Comment 11 Steve French 2005-11-30 15:53:47 UTC
Found a netapp server.  Verified that the bug does exist in their server.   bcc (length of the data area of the smb) really is larger than the total tcp length which is illegal.   cifs code does handle this now - dnotify thread wakes up in about 15 seconds and the request times out.   The message is logged to the kernel error log of course as it is a server bug and could be the kind of thing that a roque server might try to do to corrupt a client (although that is not the case here).  Due to SMB signing issues, it is not really possible to change the frame on the fly and try to "fix" the smb by overwriting the bad byte.  The fix to not hang umount is in cifs 1.39a or later and in cifs-2.6.git

Let me know if you see any subsequent problems.   
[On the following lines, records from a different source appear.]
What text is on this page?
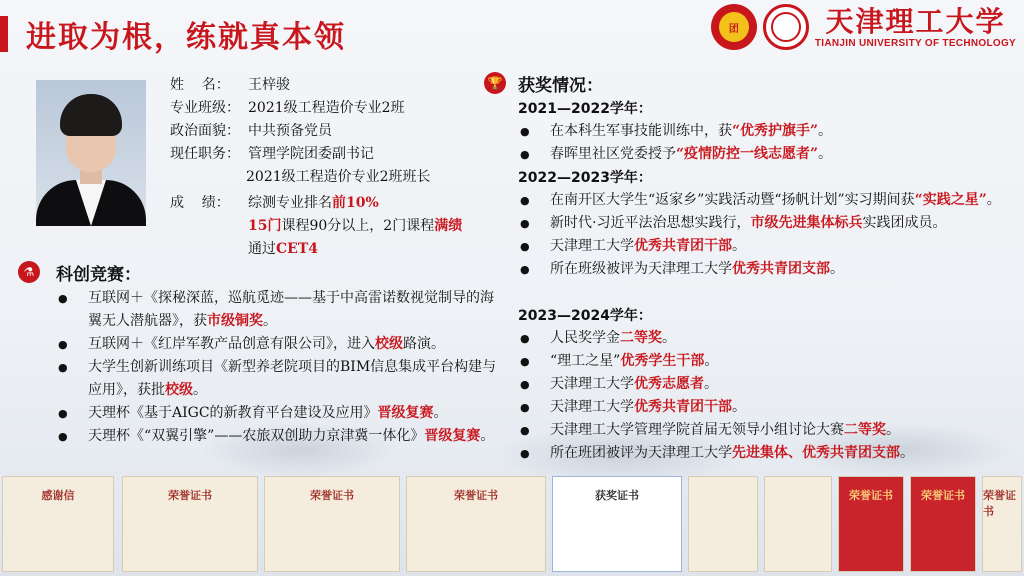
进取为根，练就真本领	团	天津理工大学
TIANJIN UNIVERSITY OF TECHNOLOGY
姓    名：	王梓骏
专业班级： 2021级工程造价专业2班
政治面貌： 中共预备党员
现任职务： 管理学院团委副书记
2021级工程造价专业2班班长
成    绩：	综测专业排名前10%
15门课程90分以上，2门课程满绩
通过CET4
⚗	科创竞赛：
● 互联网＋《探秘深蓝，巡航觅迹——基于中高雷诺数视觉制导的海翼无人潜航器》，获市级铜奖。
● 互联网＋《红岸军教产品创意有限公司》，进入校级路演。
● 大学生创新训练项目《新型养老院项目的BIM信息集成平台构建与应用》，获批校级。
● 天理杯《基于AIGC的新教育平台建设及应用》晋级复赛。
● 天理杯《“双翼引擎”——农旅双创助力京津冀一体化》晋级复赛。
🏆 获奖情况：
2021—2022学年：
● 在本科生军事技能训练中，获“优秀护旗手”。
● 春晖里社区党委授予“疫情防控一线志愿者”。
2022—2023学年：
● 在南开区大学生“返家乡”实践活动暨“扬帆计划”实习期间获“实践之星”。
● 新时代·习近平法治思想实践行，市级先进集体标兵实践团成员。
● 天津理工大学优秀共青团干部。
● 所在班级被评为天津理工大学优秀共青团支部。
2023—2024学年：
● 人民奖学金二等奖。
● “理工之星”优秀学生干部。
● 天津理工大学优秀志愿者。
● 天津理工大学优秀共青团干部。
● 天津理工大学管理学院首届无领导小组讨论大赛二等奖。
● 所在班团被评为天津理工大学先进集体、优秀共青团支部。
感谢信	荣誉证书	荣誉证书	荣誉证书	获奖证书	荣誉证书	荣誉证书	荣誉证书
Comment 12 Eric Valette 2005-12-01 03:10:33 UTC
(In reply to comment #11)
> Found a netapp server.  Verified that the bug does exist in their server.   bcc
> (length of the data area of the smb) really is larger than the total tcp length
> which is illegal.   cifs code does handle this now - dnotify thread wakes up in
> about 15 seconds and the request times out.   The message is logged to the
> kernel error log of course as it is a server bug and could be the kind of thing
> that a roque server might try to do to corrupt a client (although that is not
> the case here).  Due to SMB signing issues, it is not really possible to change
> the frame on the fly and try to "fix" the smb by overwriting the bad byte.  The
> fix to not hang umount is in cifs 1.39a or later and in cifs-2.6.git
> 
> Let me know if you see any subsequent problems.   
> 


Not sure to understand your answer about the -force option : if I use fstab to mount the Network file system, I'm not sure to control the umount options. What can I do in that case?
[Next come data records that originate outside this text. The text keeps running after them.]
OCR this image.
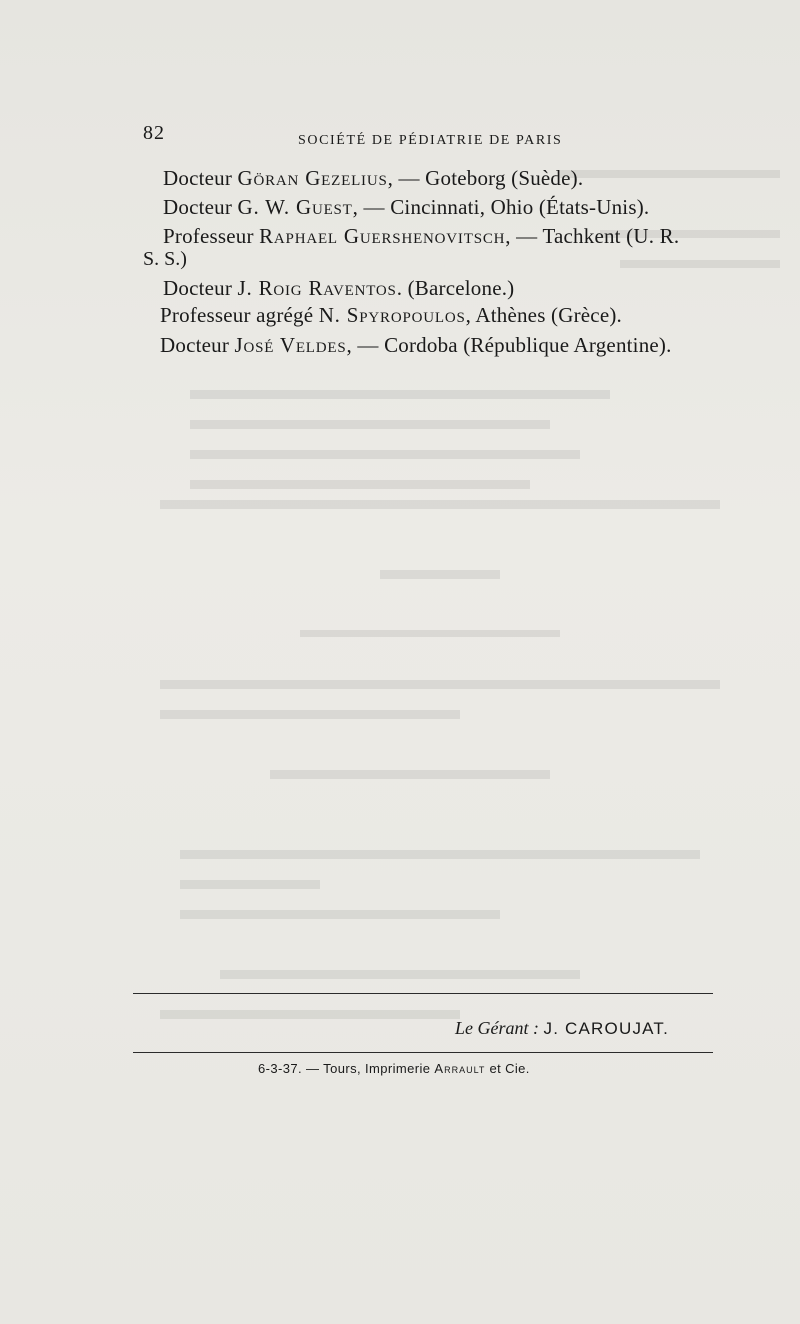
82	SOCIÉTÉ DE PÉDIATRIE DE PARIS
Docteur Göran Gezelius, — Goteborg (Suède).
Docteur G. W. Guest, — Cincinnati, Ohio (États-Unis).
Professeur Raphael Guershenovitsch, — Tachkent (U. R.
S. S.)
Docteur J. Roig Raventos. (Barcelone.)
Professeur agrégé N. Spyropoulos, Athènes (Grèce).
Docteur José Veldes, — Cordoba (République Argentine).
Le Gérant : J. CAROUJAT.
6-3-37. — Tours, Imprimerie Arrault et Cie.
Comment 13 Steve French 2005-12-01 09:32:29 UTC
I don't know if you can specify force on umounts done via fstab (although I suspect that root can still specify "umount /mnt --force" and it will work no matter how it will mount), but I thought shutdown did it that way if umount did not respond (not certain).   In any case, it is not  necessary to specify --force, despite the corrupt response from the server, umount will time out in between 15 seconds and 30 seconds.
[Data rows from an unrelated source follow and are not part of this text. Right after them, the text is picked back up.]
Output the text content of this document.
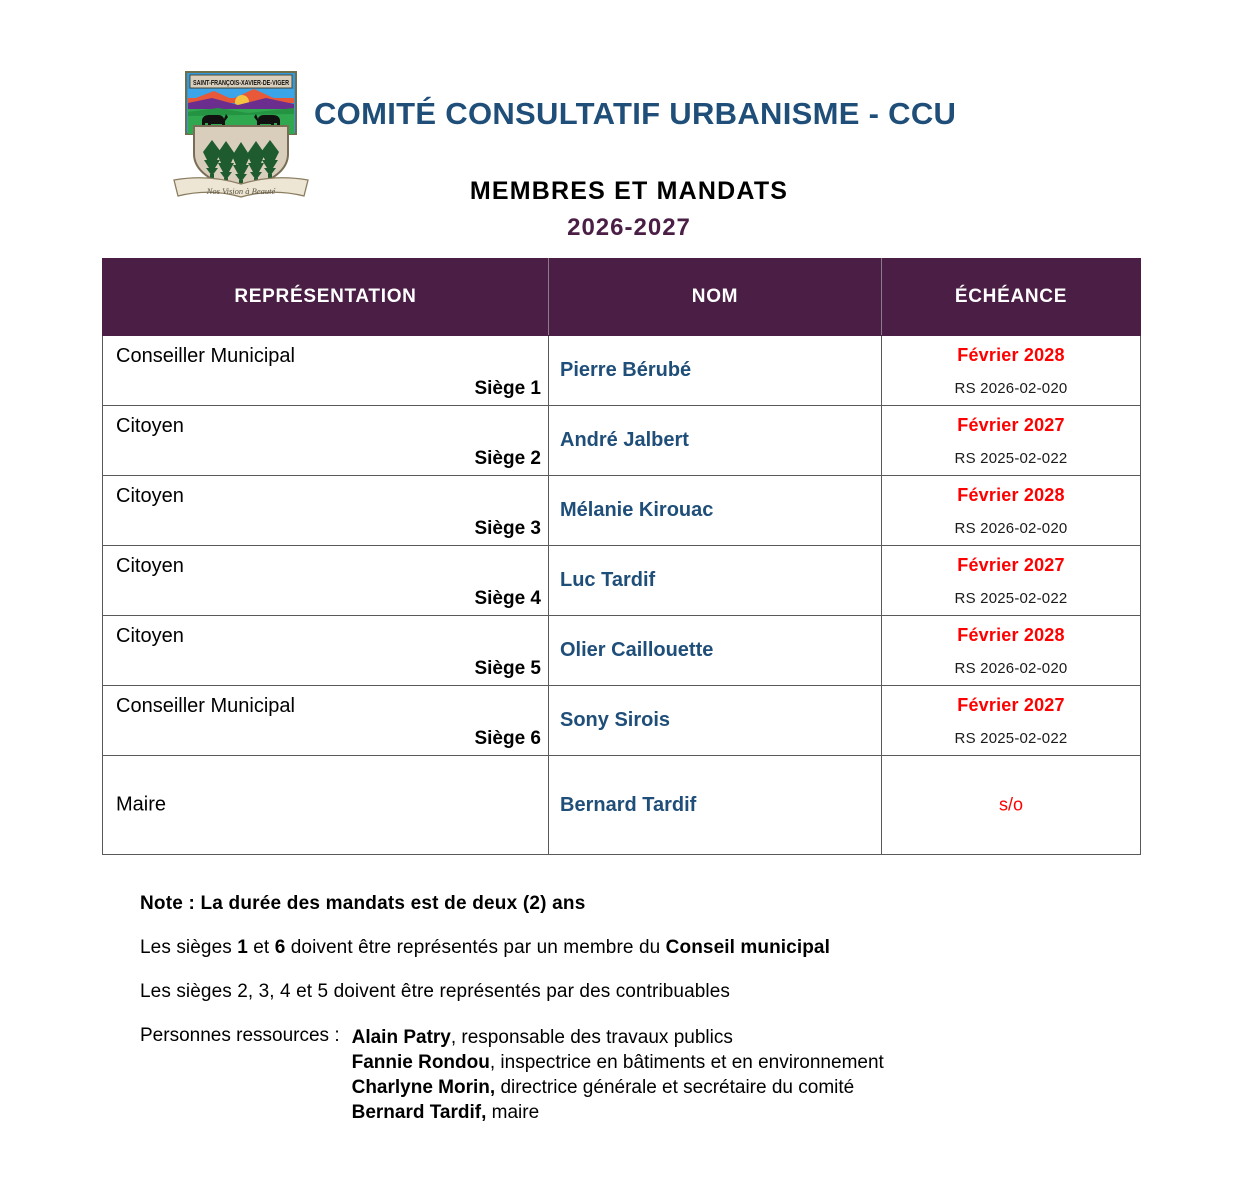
SAINT-FRANÇOIS-XAVIER-DE-VIGER
Nos Vision à Beauté
COMITÉ CONSULTATIF URBANISME - CCU
MEMBRES ET MANDATS
2026-2027
REPRÉSENTATION	NOM	ÉCHÉANCE

Conseiller Municipal
Siège 1	Pierre Bérubé	Février 2028
RS 2026-02-020

Citoyen
Siège 2	André Jalbert	Février 2027
RS 2025-02-022

Citoyen
Siège 3	Mélanie Kirouac	Février 2028
RS 2026-02-020

Citoyen
Siège 4	Luc Tardif	Février 2027
RS 2025-02-022

Citoyen
Siège 5	Olier Caillouette	Février 2028
RS 2026-02-020

Conseiller Municipal
Siège 6	Sony Sirois	Février 2027
RS 2025-02-022

Maire	Bernard Tardif	s/o
Note : La durée des mandats est de deux (2) ans
Les sièges 1 et 6 doivent être représentés par un membre du Conseil municipal
Les sièges 2, 3, 4 et 5 doivent être représentés par des contribuables
Personnes ressources : Alain Patry, responsable des travaux publics
Fannie Rondou, inspectrice en bâtiments et en environnement
Charlyne Morin, directrice générale et secrétaire du comité
Bernard Tardif, maire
I did find two other likely NetApp server bugs, although I am not certain how recent the test server is (on the wire their server returns Windows 2000 as its OS and NOS version rather than their actual operating system version) - they return the wrong return code on NTRename (which is used to create Hard Links from Windows clients and of course the Linux cifs client) - instead of returning "error not supported" they return bad directory (apparently they do not support hardlinks via cifs perhaps only via nfs at the momemnt).   In addition I see one additional server problem, which I believe is in the server failing to allow rename of open files (again there is at least one way in which this is allowed and can occur from Windows clients although not as common as it is from the Linux cifs client).    But in general it did fine in the tests that I ran against it yesterday.   There may be newer versions of their server which are even better.
Comment 14 Steve French 2005-12-01 09:34:24 UTC
Fix is also in 2.6.15-rc4 released yesterday evening.